On Tuesday, April 26, the campus introduced a Professional Science Master in Applied Science and Technology degree. The unique degree is designed for students to pursue advanced training in the sciences while developing leadership and managerial skills highly valued by employers. The degree program is the first of its kind at Kansas State University.


Facilities
K-State Olathe is committed to being a good environmental steward to Kansas City. In 2012, the Olathe campus received LEED Silver Certification.
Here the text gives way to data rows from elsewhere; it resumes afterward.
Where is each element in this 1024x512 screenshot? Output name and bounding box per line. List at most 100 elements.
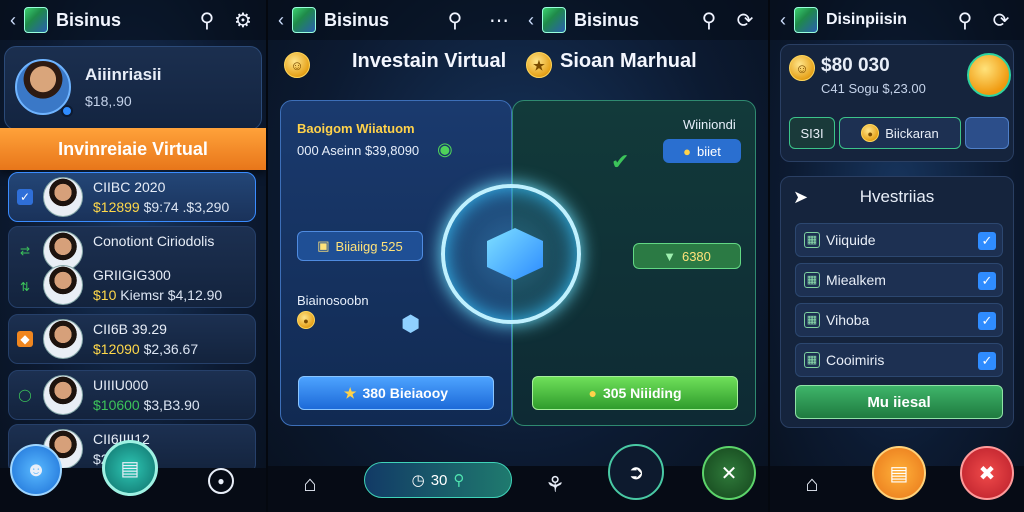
home-nav-button[interactable]: ⌂ xyxy=(296,470,324,498)
tab-right[interactable] xyxy=(965,117,1009,149)
coin-icon: ● xyxy=(297,311,315,329)
checkbox-checked-icon[interactable]: ✓ xyxy=(978,272,996,290)
checkbox-checked-icon[interactable]: ✓ xyxy=(978,312,996,330)
option-row[interactable]: ▦ Vihoba ✓ xyxy=(795,303,1003,337)
invest-right-button[interactable]: ● 305 Niiiding xyxy=(532,376,738,410)
dot-icon: ● xyxy=(683,143,691,159)
shield-icon: ◯ xyxy=(18,388,32,402)
clock-icon: ◷ xyxy=(411,472,425,489)
back-icon[interactable]: ‹ xyxy=(780,10,794,31)
exit-nav-button[interactable]: ➲ xyxy=(608,444,664,500)
profile-nav-button[interactable]: ☻ xyxy=(10,444,62,496)
gift-icon: ▣ xyxy=(317,238,330,253)
tools-nav-button[interactable]: ✕ xyxy=(702,446,756,500)
exit-icon: ➲ xyxy=(627,461,645,484)
list-item-title: CIIBC 2020 xyxy=(93,179,166,195)
page-title: Investain Virtual xyxy=(352,50,507,72)
portfolio-nav-button[interactable]: ▤ xyxy=(102,440,158,496)
list-item[interactable]: ◆ CII6B 39.29 $12090 $2,36.67 xyxy=(8,314,256,364)
invest-left-button[interactable]: ★ 380 Bieiaooy xyxy=(298,376,494,410)
link-icon: ⇅ xyxy=(19,280,31,294)
target-icon: ● xyxy=(217,474,225,488)
tab-middle[interactable]: ● Biickaran xyxy=(839,117,961,149)
users-icon: ⚘ xyxy=(545,472,565,497)
value-pill[interactable]: ▼ 6380 xyxy=(633,243,741,269)
avatar xyxy=(43,319,83,359)
people-nav-button[interactable]: ⚘ xyxy=(540,470,570,500)
value-pill[interactable]: ▣ Biiaiigg 525 xyxy=(297,231,423,261)
record-nav-button[interactable]: ● xyxy=(208,468,234,494)
search-icon[interactable]: ⚲ xyxy=(194,8,220,33)
cube-icon xyxy=(487,228,543,280)
app-logo-icon xyxy=(794,7,818,33)
profile-card[interactable]: Aiiinriasii $18,.90 xyxy=(4,46,262,130)
tools-icon: ✕ xyxy=(720,462,738,485)
balance-value: $80 030 xyxy=(821,55,890,76)
checkbox-checked-icon[interactable]: ✓ xyxy=(978,232,996,250)
list-item-values: $10600 $3,B3.90 xyxy=(93,397,200,413)
top-bar: ‹ Disinpiisin ⚲ ⟳ xyxy=(770,0,1024,40)
checkbox-checked-icon[interactable]: ✓ xyxy=(978,352,996,370)
option-label: Viiquide xyxy=(826,232,876,248)
search-icon[interactable]: ⚲ xyxy=(696,8,722,33)
gold-orb-icon[interactable] xyxy=(967,53,1011,97)
option-label: Miealkem xyxy=(826,272,886,288)
app-logo-icon xyxy=(292,7,316,33)
back-icon[interactable]: ‹ xyxy=(528,10,542,31)
status-pill[interactable]: ● biiet xyxy=(663,139,741,163)
refresh-icon[interactable]: ⟳ xyxy=(732,8,758,33)
home-icon: ⌂ xyxy=(303,471,317,496)
back-icon[interactable]: ‹ xyxy=(278,10,292,31)
user-icon: ☻ xyxy=(25,458,47,481)
search-icon[interactable]: ⚲ xyxy=(442,8,468,33)
avatar xyxy=(43,375,83,415)
option-row[interactable]: ▦ Cooimiris ✓ xyxy=(795,343,1003,377)
tab-middle-label: Biickaran xyxy=(885,125,939,141)
invest-right-label: 305 Niiiding xyxy=(602,385,682,401)
option-icon: ▦ xyxy=(804,272,820,288)
option-icon: ▦ xyxy=(804,312,820,328)
option-label: Vihoba xyxy=(826,312,870,328)
option-icon: ▦ xyxy=(804,352,820,368)
check-badge-icon: ✔ xyxy=(611,149,630,174)
app-title: Bisinus xyxy=(324,9,390,30)
chat-icon: ◉ xyxy=(437,139,453,159)
avatar xyxy=(43,177,83,217)
checkbox-icon[interactable]: ✓ xyxy=(17,189,33,205)
coin-icon: ☺ xyxy=(284,52,310,78)
status-pill-label: biiet xyxy=(697,143,721,159)
screen-invest: ‹ Bisinus ⚲ ⋯ ‹ Bisinus ⚲ ⟳ ☺ Investain … xyxy=(268,0,768,512)
list-item-values: $12090 $2,36.67 xyxy=(93,341,199,357)
list-item[interactable]: ✓ CIIBC 2020 $12899 $9:74 .$3,290 xyxy=(8,172,256,222)
screen-settings: ‹ Disinpiisin ⚲ ⟳ ☺ $80 030 C41 Sogu $,2… xyxy=(770,0,1024,512)
app-logo-icon xyxy=(24,7,48,33)
alert-nav-button[interactable]: ✖ xyxy=(960,446,1014,500)
tab-left[interactable]: SI3I xyxy=(789,117,835,149)
refresh-icon[interactable]: ⟳ xyxy=(988,8,1014,33)
page-title: Sioan Marhual xyxy=(560,50,697,72)
invest-virtual-banner[interactable]: Invinreiaie Virtual xyxy=(0,128,266,170)
home-nav-button[interactable]: ⌂ xyxy=(798,470,826,498)
timer-nav-pill[interactable]: ◷ 30 ⚲ xyxy=(364,462,512,498)
card-line: 000 Aseinn $39,8090 xyxy=(297,143,420,158)
option-label: Cooimiris xyxy=(826,352,885,368)
settings-icon[interactable]: ⚙ xyxy=(230,8,256,33)
clipboard-nav-button[interactable]: ▤ xyxy=(872,446,926,500)
chart-icon: ▤ xyxy=(120,457,140,480)
back-icon[interactable]: ‹ xyxy=(10,10,24,31)
list-item-title: UIIIU000 xyxy=(93,377,149,393)
confirm-button[interactable]: Mu iiesal xyxy=(795,385,1003,419)
top-bar: ‹ Bisinus ⚲ ⋯ ‹ Bisinus ⚲ ⟳ xyxy=(268,0,768,40)
list-item[interactable]: ◯ UIIIU000 $10600 $3,B3.90 xyxy=(8,370,256,420)
option-row[interactable]: ▦ Viiquide ✓ xyxy=(795,223,1003,257)
list-item-title: GRIIGIG300 xyxy=(93,267,171,283)
verified-badge-icon xyxy=(61,105,73,117)
option-row[interactable]: ▦ Miealkem ✓ xyxy=(795,263,1003,297)
profile-name: Aiiinriasii xyxy=(85,65,162,84)
list-item-values: $10 Kiemsr $4,12.90 xyxy=(93,287,223,303)
search-icon[interactable]: ⚲ xyxy=(952,8,978,33)
balance-sub: C41 Sogu $,23.00 xyxy=(821,81,926,96)
app-title: Disinpiisin xyxy=(826,11,907,28)
list-item[interactable]: ⇄ Conotiont Ciriodolis ⇅ GRIIGIG300 $10 … xyxy=(8,226,256,308)
more-icon[interactable]: ⋯ xyxy=(486,8,512,33)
The designation is a framework for identifying, using and measuring green building and neighborhood design, construction, operations and maintenance.

In 2016, the campus saw its carbon footprint shrink following a retro-commissioning of its heating, ventilation and air conditioning, or HVAC, system in February 2015. The project reduced K-State Olathe's 2015 annual utility costs by more than 35 percent, its annual electricity consumption by 10 percent and its gas consumption by 48 percent.

K-12
Since 2011, K-State Olathe has hosted more than 16,600 students in grades kindergarten through 12 at events and programs focused on STEM professions. In the summer, the campus is offering a free, online college course for high school juniors and seniors interested in the biosciences. The course focuses on One Health, a multidisciplinary health approach in which human health, animal health and the environment are linked and affect each other.


Research/Corporate engagement
Several biomedical and animal health companies have leased laboratory and office space at the campus, including Merck Animal Health, Ceva Biomune, SORA Medical Solutions LLC and SmartVet. Similarly, Hoganville Family Farms, a family-owned and -operated business that produces naturally fermented sauerkraut, used the Food Innovation Accelerator at K-State Olathe to scale up their production.

K-State Olathe also has taken the lead on fostering several emerging industries in the Greater Kansas City area. The campus recently hosted the Petfood Innovation Workshop, which used the campus' test kitchens to develop novel protein products in pet foods and treats. The Urban Food Systems Symposium on June 22-25 is the first international conference to focus on urban agricultural production, local food systems distribution, urban farmer education, urban agriculture policy, planning and development, food access and justice and food sovereignty. Kansas City is one of the nation's emerging urban food centers.